Le barrage Al Massira atteint son plus bas niveau historique
Le deuxième réservoir artificiel d'eau au Maroc est au plus bas. La forte chute de ses réserves avait déjà imposé l'arrêt de l'irrigation à partir de ce barrage. Maintenant, il ne reste que 180 millions de mètres cubes, dont une partie est peut-être composée de vase. Des mesures ont été prises envers les villes approvisionnées en eau potable à travers ce barrage.
En 2020, le barrage Al Massira avait encore une hauteur suffisante et un débit remarquable.
Son nom est emblématique, Al Massira. Après Al Wahda, Al Massira est donc le deuxième barrage marocain par la taille de son bassin de retenue, et donc par sa capacité.
Les courbes ci-dessous, reconstituées par Médias24, montrent la chute inexorable de ses réserves. Une chute ayant conduit, ces deux dernières années, à suspendre l’irrigation des Doukkala à partir de ce barrage. Priorité à l’eau potable donc ; il alimente Marrakech ainsi que la partie sud de Casablanca, et d’autres villes de la région.
En septembre 2020, vu du ciel, le barrage Al Massira apparaissait déjà asséché (ci-dessous : en bleu clair, la capacité normale du barrage).

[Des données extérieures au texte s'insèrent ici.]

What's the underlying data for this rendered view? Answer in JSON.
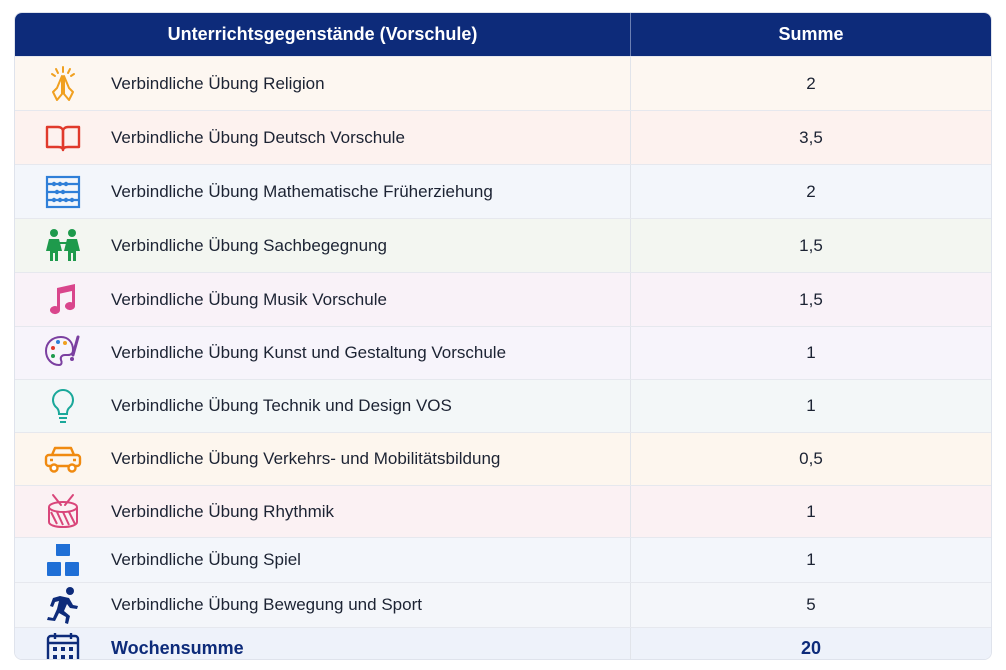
{
  "table": {
    "header": {
      "subject": "Unterrichtsgegenstände (Vorschule)",
      "sum": "Summe"
    },
    "rows": [
      {
        "icon": "praying-hands-icon",
        "label": "Verbindliche Übung Religion",
        "value": "2",
        "bg": "#fdf7f1"
      },
      {
        "icon": "book-icon",
        "label": "Verbindliche Übung Deutsch Vorschule",
        "value": "3,5",
        "bg": "#fdf2ef"
      },
      {
        "icon": "abacus-icon",
        "label": "Verbindliche Übung Mathematische Früherziehung",
        "value": "2",
        "bg": "#f3f6fb"
      },
      {
        "icon": "children-icon",
        "label": "Verbindliche Übung Sachbegegnung",
        "value": "1,5",
        "bg": "#f3f6f1"
      },
      {
        "icon": "music-note-icon",
        "label": "Verbindliche Übung Musik Vorschule",
        "value": "1,5",
        "bg": "#f9f2f8"
      },
      {
        "icon": "palette-icon",
        "label": "Verbindliche Übung Kunst und Gestaltung Vorschule",
        "value": "1",
        "bg": "#f7f4fb"
      },
      {
        "icon": "lightbulb-icon",
        "label": "Verbindliche Übung Technik und Design VOS",
        "value": "1",
        "bg": "#f3f7f8"
      },
      {
        "icon": "car-icon",
        "label": "Verbindliche Übung Verkehrs- und Mobilitätsbildung",
        "value": "0,5",
        "bg": "#fdf6ee"
      },
      {
        "icon": "drum-icon",
        "label": "Verbindliche Übung Rhythmik",
        "value": "1",
        "bg": "#fbf1f3"
      },
      {
        "icon": "blocks-icon",
        "label": "Verbindliche Übung Spiel",
        "value": "1",
        "bg": "#f3f6fb"
      },
      {
        "icon": "runner-icon",
        "label": "Verbindliche Übung Bewegung und Sport",
        "value": "5",
        "bg": "#f4f6fa"
      }
    ],
    "total": {
      "icon": "calendar-icon",
      "label": "Wochensumme",
      "value": "20",
      "bg": "#eef2fa"
    }
  },
  "colors": {
    "header_bg": "#0d2b7a",
    "total_text": "#0d2b7a"
  }
}
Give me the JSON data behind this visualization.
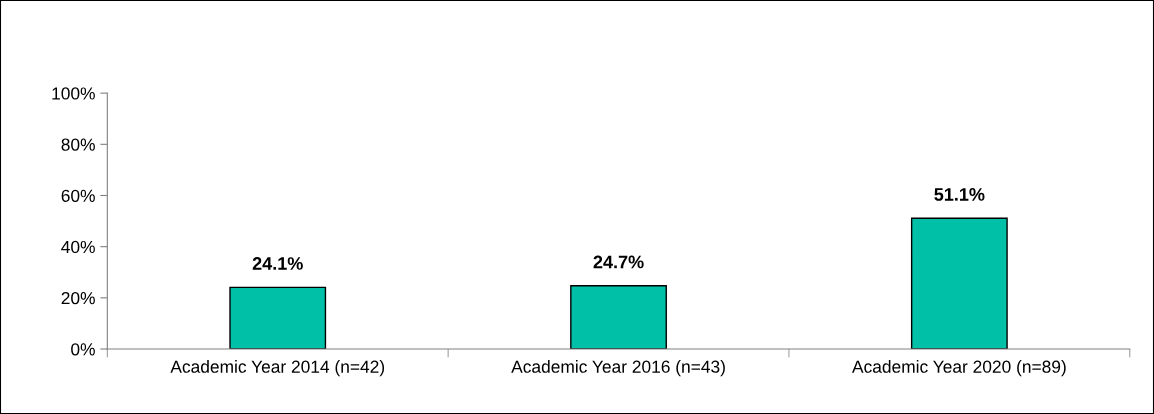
{
  "chart_data": {
    "type": "bar",
    "categories": [
      "Academic Year 2014 (n=42)",
      "Academic Year 2016 (n=43)",
      "Academic Year 2020 (n=89)"
    ],
    "values": [
      24.1,
      24.7,
      51.1
    ],
    "value_labels": [
      "24.1%",
      "24.7%",
      "51.1%"
    ],
    "color": "#00c0a8",
    "ylim": [
      0,
      100
    ],
    "yticks": [
      {
        "value": 0,
        "label": "0%"
      },
      {
        "value": 20,
        "label": "20%"
      },
      {
        "value": 40,
        "label": "40%"
      },
      {
        "value": 60,
        "label": "60%"
      },
      {
        "value": 80,
        "label": "80%"
      },
      {
        "value": 100,
        "label": "100%"
      }
    ],
    "grid": false,
    "legend": false
  }
}
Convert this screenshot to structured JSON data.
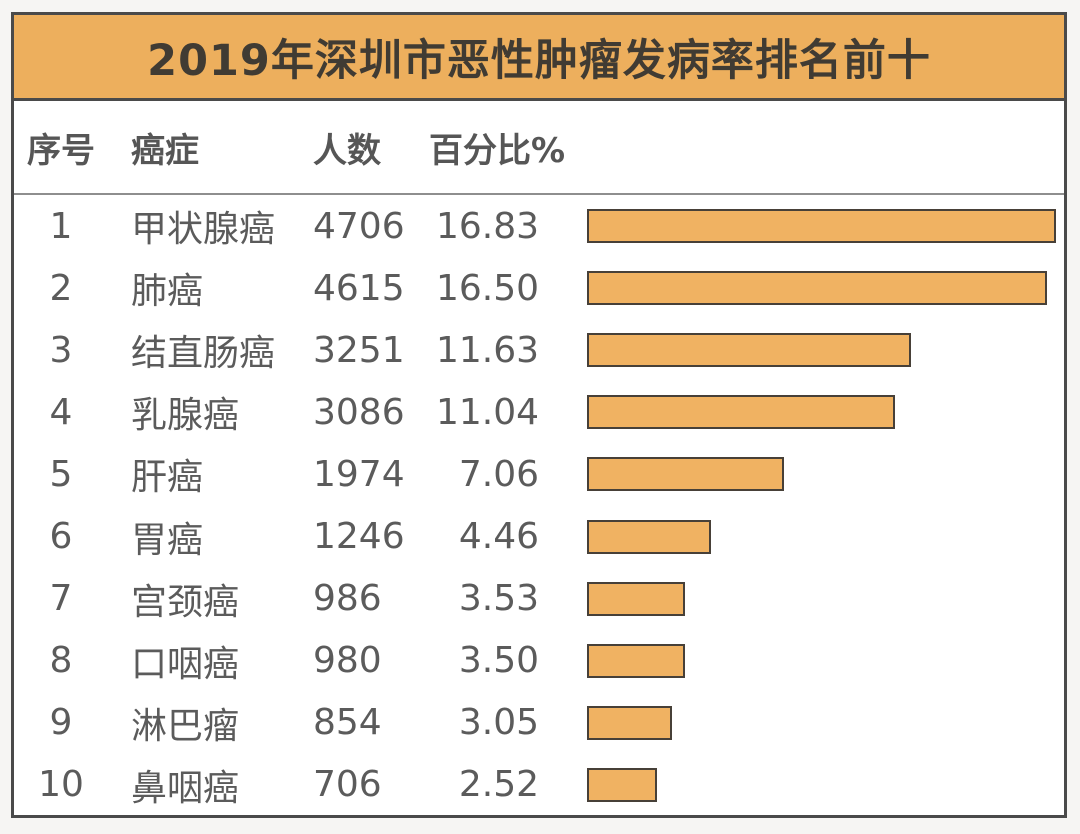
{
  "title": "2019年深圳市恶性肿瘤发病率排名前十",
  "table": {
    "headers": [
      "序号",
      "癌症",
      "人数",
      "百分比%"
    ],
    "rows": [
      {
        "rank": "1",
        "cancer": "甲状腺癌",
        "count": "4706",
        "percent": "16.83"
      },
      {
        "rank": "2",
        "cancer": "肺癌",
        "count": "4615",
        "percent": "16.50"
      },
      {
        "rank": "3",
        "cancer": "结直肠癌",
        "count": "3251",
        "percent": "11.63"
      },
      {
        "rank": "4",
        "cancer": "乳腺癌",
        "count": "3086",
        "percent": "11.04"
      },
      {
        "rank": "5",
        "cancer": "肝癌",
        "count": "1974",
        "percent": "7.06"
      },
      {
        "rank": "6",
        "cancer": "胃癌",
        "count": "1246",
        "percent": "4.46"
      },
      {
        "rank": "7",
        "cancer": "宫颈癌",
        "count": "986",
        "percent": "3.53"
      },
      {
        "rank": "8",
        "cancer": "口咽癌",
        "count": "980",
        "percent": "3.50"
      },
      {
        "rank": "9",
        "cancer": "淋巴瘤",
        "count": "854",
        "percent": "3.05"
      },
      {
        "rank": "10",
        "cancer": "鼻咽癌",
        "count": "706",
        "percent": "2.52"
      }
    ]
  },
  "chart_data": {
    "type": "bar",
    "orientation": "horizontal",
    "title": "2019年深圳市恶性肿瘤发病率排名前十",
    "categories": [
      "甲状腺癌",
      "肺癌",
      "结直肠癌",
      "乳腺癌",
      "肝癌",
      "胃癌",
      "宫颈癌",
      "口咽癌",
      "淋巴瘤",
      "鼻咽癌"
    ],
    "series": [
      {
        "name": "人数",
        "values": [
          4706,
          4615,
          3251,
          3086,
          1974,
          1246,
          986,
          980,
          854,
          706
        ]
      },
      {
        "name": "百分比%",
        "values": [
          16.83,
          16.5,
          11.63,
          11.04,
          7.06,
          4.46,
          3.53,
          3.5,
          3.05,
          2.52
        ]
      }
    ],
    "value_axis_range": [
      0,
      16.83
    ],
    "grid": false,
    "legend_position": "none",
    "bars_aligned_left": true
  },
  "colors": {
    "accent_orange": "#EDAF5D",
    "bar_fill": "#F0B262",
    "bar_border": "#474038",
    "frame_border": "#4A4A4A",
    "header_text": "#565656",
    "body_text": "#5B5B5B",
    "title_text": "#403B33"
  }
}
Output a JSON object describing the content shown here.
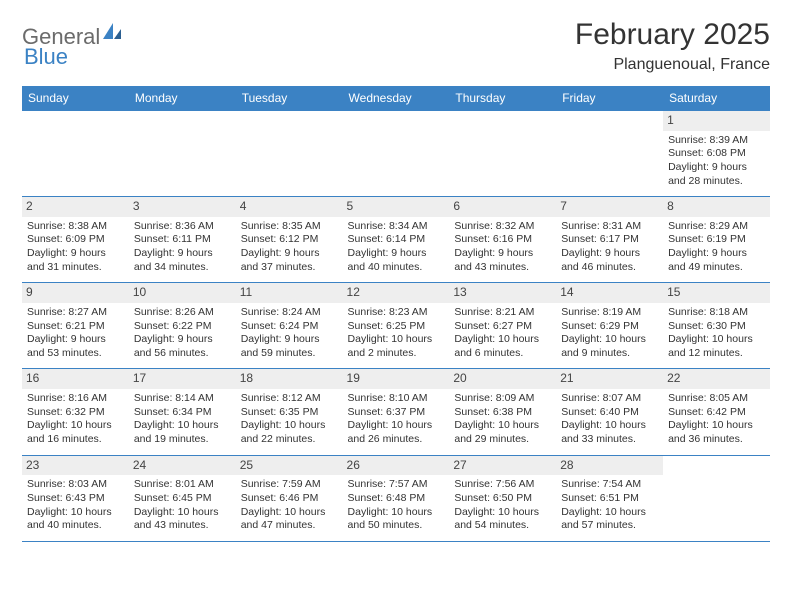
{
  "logo": {
    "word1": "General",
    "word2": "Blue"
  },
  "title": "February 2025",
  "location": "Planguenoual, France",
  "colors": {
    "header_bg": "#3b82c4",
    "header_text": "#ffffff",
    "border": "#3b82c4",
    "daynum_bg": "#eeeeee",
    "body_text": "#333333",
    "logo_gray": "#6b6b6b",
    "logo_blue": "#3b82c4",
    "page_bg": "#ffffff"
  },
  "weekdays": [
    "Sunday",
    "Monday",
    "Tuesday",
    "Wednesday",
    "Thursday",
    "Friday",
    "Saturday"
  ],
  "weeks": [
    [
      null,
      null,
      null,
      null,
      null,
      null,
      {
        "n": "1",
        "sunrise": "8:39 AM",
        "sunset": "6:08 PM",
        "daylight": "9 hours and 28 minutes."
      }
    ],
    [
      {
        "n": "2",
        "sunrise": "8:38 AM",
        "sunset": "6:09 PM",
        "daylight": "9 hours and 31 minutes."
      },
      {
        "n": "3",
        "sunrise": "8:36 AM",
        "sunset": "6:11 PM",
        "daylight": "9 hours and 34 minutes."
      },
      {
        "n": "4",
        "sunrise": "8:35 AM",
        "sunset": "6:12 PM",
        "daylight": "9 hours and 37 minutes."
      },
      {
        "n": "5",
        "sunrise": "8:34 AM",
        "sunset": "6:14 PM",
        "daylight": "9 hours and 40 minutes."
      },
      {
        "n": "6",
        "sunrise": "8:32 AM",
        "sunset": "6:16 PM",
        "daylight": "9 hours and 43 minutes."
      },
      {
        "n": "7",
        "sunrise": "8:31 AM",
        "sunset": "6:17 PM",
        "daylight": "9 hours and 46 minutes."
      },
      {
        "n": "8",
        "sunrise": "8:29 AM",
        "sunset": "6:19 PM",
        "daylight": "9 hours and 49 minutes."
      }
    ],
    [
      {
        "n": "9",
        "sunrise": "8:27 AM",
        "sunset": "6:21 PM",
        "daylight": "9 hours and 53 minutes."
      },
      {
        "n": "10",
        "sunrise": "8:26 AM",
        "sunset": "6:22 PM",
        "daylight": "9 hours and 56 minutes."
      },
      {
        "n": "11",
        "sunrise": "8:24 AM",
        "sunset": "6:24 PM",
        "daylight": "9 hours and 59 minutes."
      },
      {
        "n": "12",
        "sunrise": "8:23 AM",
        "sunset": "6:25 PM",
        "daylight": "10 hours and 2 minutes."
      },
      {
        "n": "13",
        "sunrise": "8:21 AM",
        "sunset": "6:27 PM",
        "daylight": "10 hours and 6 minutes."
      },
      {
        "n": "14",
        "sunrise": "8:19 AM",
        "sunset": "6:29 PM",
        "daylight": "10 hours and 9 minutes."
      },
      {
        "n": "15",
        "sunrise": "8:18 AM",
        "sunset": "6:30 PM",
        "daylight": "10 hours and 12 minutes."
      }
    ],
    [
      {
        "n": "16",
        "sunrise": "8:16 AM",
        "sunset": "6:32 PM",
        "daylight": "10 hours and 16 minutes."
      },
      {
        "n": "17",
        "sunrise": "8:14 AM",
        "sunset": "6:34 PM",
        "daylight": "10 hours and 19 minutes."
      },
      {
        "n": "18",
        "sunrise": "8:12 AM",
        "sunset": "6:35 PM",
        "daylight": "10 hours and 22 minutes."
      },
      {
        "n": "19",
        "sunrise": "8:10 AM",
        "sunset": "6:37 PM",
        "daylight": "10 hours and 26 minutes."
      },
      {
        "n": "20",
        "sunrise": "8:09 AM",
        "sunset": "6:38 PM",
        "daylight": "10 hours and 29 minutes."
      },
      {
        "n": "21",
        "sunrise": "8:07 AM",
        "sunset": "6:40 PM",
        "daylight": "10 hours and 33 minutes."
      },
      {
        "n": "22",
        "sunrise": "8:05 AM",
        "sunset": "6:42 PM",
        "daylight": "10 hours and 36 minutes."
      }
    ],
    [
      {
        "n": "23",
        "sunrise": "8:03 AM",
        "sunset": "6:43 PM",
        "daylight": "10 hours and 40 minutes."
      },
      {
        "n": "24",
        "sunrise": "8:01 AM",
        "sunset": "6:45 PM",
        "daylight": "10 hours and 43 minutes."
      },
      {
        "n": "25",
        "sunrise": "7:59 AM",
        "sunset": "6:46 PM",
        "daylight": "10 hours and 47 minutes."
      },
      {
        "n": "26",
        "sunrise": "7:57 AM",
        "sunset": "6:48 PM",
        "daylight": "10 hours and 50 minutes."
      },
      {
        "n": "27",
        "sunrise": "7:56 AM",
        "sunset": "6:50 PM",
        "daylight": "10 hours and 54 minutes."
      },
      {
        "n": "28",
        "sunrise": "7:54 AM",
        "sunset": "6:51 PM",
        "daylight": "10 hours and 57 minutes."
      },
      null
    ]
  ],
  "labels": {
    "sunrise": "Sunrise:",
    "sunset": "Sunset:",
    "daylight": "Daylight:"
  }
}
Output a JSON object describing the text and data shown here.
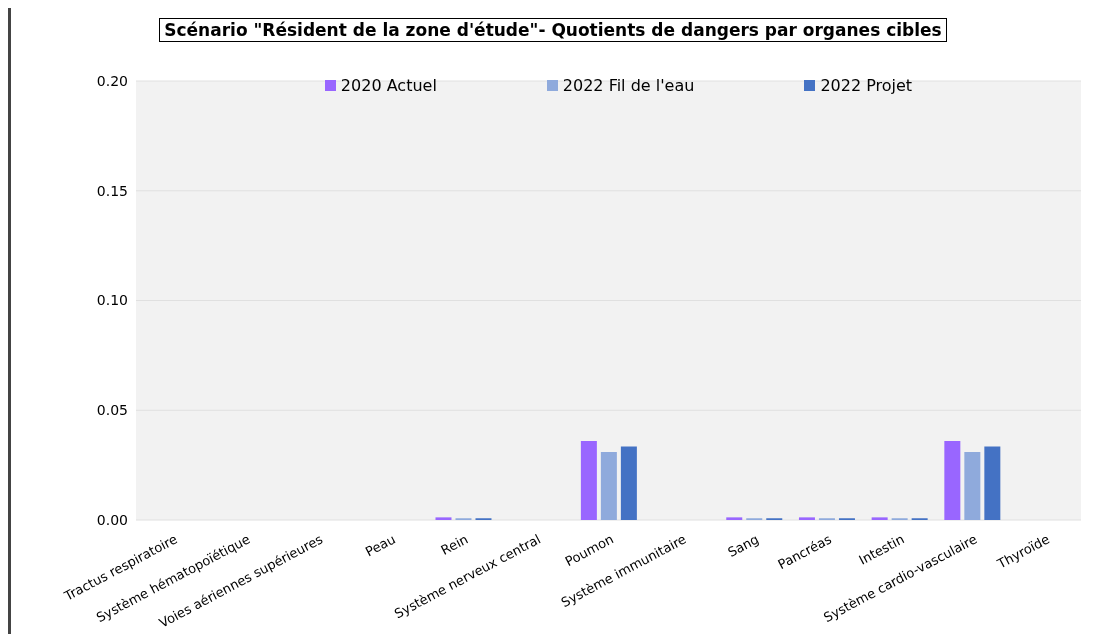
{
  "chart_data": {
    "type": "bar",
    "title": "Scénario \"Résident de la zone d'étude\"- Quotients de dangers par organes cibles",
    "categories": [
      "Tractus respiratoire",
      "Système hématopoïétique",
      "Voies aériennes supérieures",
      "Peau",
      "Rein",
      "Système nerveux central",
      "Poumon",
      "Système immunitaire",
      "Sang",
      "Pancréas",
      "Intestin",
      "Système cardio-vasculaire",
      "Thyroïde"
    ],
    "series": [
      {
        "name": "2020 Actuel",
        "color": "#9966ff",
        "values": [
          0,
          0,
          0,
          0,
          0.0012,
          0,
          0.036,
          0,
          0.0012,
          0.0012,
          0.0012,
          0.036,
          0
        ]
      },
      {
        "name": "2022 Fil de l'eau",
        "color": "#8faadc",
        "values": [
          0,
          0,
          0,
          0,
          0.0008,
          0,
          0.031,
          0,
          0.0008,
          0.0008,
          0.0008,
          0.031,
          0
        ]
      },
      {
        "name": "2022 Projet",
        "color": "#4472c4",
        "values": [
          0,
          0,
          0,
          0,
          0.0008,
          0,
          0.0335,
          0,
          0.0008,
          0.0008,
          0.0008,
          0.0335,
          0
        ]
      }
    ],
    "ylim": [
      0,
      0.2
    ],
    "yticks": [
      {
        "value": 0,
        "label": "0.00"
      },
      {
        "value": 0.05,
        "label": "0.05"
      },
      {
        "value": 0.1,
        "label": "0.10"
      },
      {
        "value": 0.15,
        "label": "0.15"
      },
      {
        "value": 0.2,
        "label": "0.20"
      }
    ],
    "grid": "y",
    "legend": "top"
  }
}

Actuellement, il est à son plus bas niveau historique depuis que les statistiques sur la situation des barrages sont relevées dans le pays. D’après la Direction générale de l’eau, relevant du ministère de l’Équipement, le taux de remplissage du barrage est actuellement de 6,8% (180,3 Mm3), contre 12,3 % (328,1 Mm3) il y a un an, jour pour jour.
Pas de perturbation d’approvisionnement en eau potable
Alors qu’il alimente en eaux potables l’une des villes les plus peuplées du Royaume, Casablanca, faut-il s’attendre à de probables perturbations en termes d’approvisionnement ?
“Jusqu’au mois d’août 2022, aucune perturbation n’est à craindre”, assure Abdellah Bourak, directeur de l’Agence du Bassin hydraulique d’Oum Rabii, dont relève le barrage d’Al Massira. Et de prévenir : “En revanche, le barrage d’Al Massira risque d’atteindre un taux de remplissage de 4% ou 5%, et peut être même 3%, dans le cas où il n’y aurait pas d’apport au niveau de la pluviométrie et des écoulements avant le mois d’août. En conséquence, on sera peut être amené à mettre en place des mesures d’économies d’eau, en plus de plusieurs actions de sensibilisation contre le gaspillage dans les grandes villes.”
Ce qui constituerait une première, même en comparaison avec la sécheresse historique des années 1980. “À l’époque, les nappes phréatiques étaient encore pleines et pouvaient prendre le relais, notamment pour l’irrigation des champs agricoles. Aujourd’hui, ce n’est plus le cas.”
“Des mesures d’anticipation ont été prises par le gouvernement”, nous a rappelé Abdallah Bourak. On peut citer, à moyen terme, l’usine de dessalement d’eau de mer de Casablanca, réalisée dans le cadre d’un partenariat public-privé (PPP) et dont la mise en service est prévue à l’horizon 2030. Ainsi que le projet d’interconnexion des systèmes pour alimenter Casablanca en eau potable, à plus court terme.
Casablanca-Sud est en effet alimentée par Al Massira. Et Casablanca-Nord par le barrage Sidi Mohamed Ben Abdallah (Bouregreg).
“Un projet a été lancé consistant en l’interconnexion des deux systèmes ; ce qui fait qu’à partir du prochain mois d’avril, date d’achèvement des travaux, on pourra alimenter Casablanca à 100% par les eaux de Rabat, où les réserves sont suffisantes”, nous décrivait une source. Et de préciser : « Sur le moyen terme, ce projet pourra régler une fois pour toute la problématique de l’eau à Casablanca.”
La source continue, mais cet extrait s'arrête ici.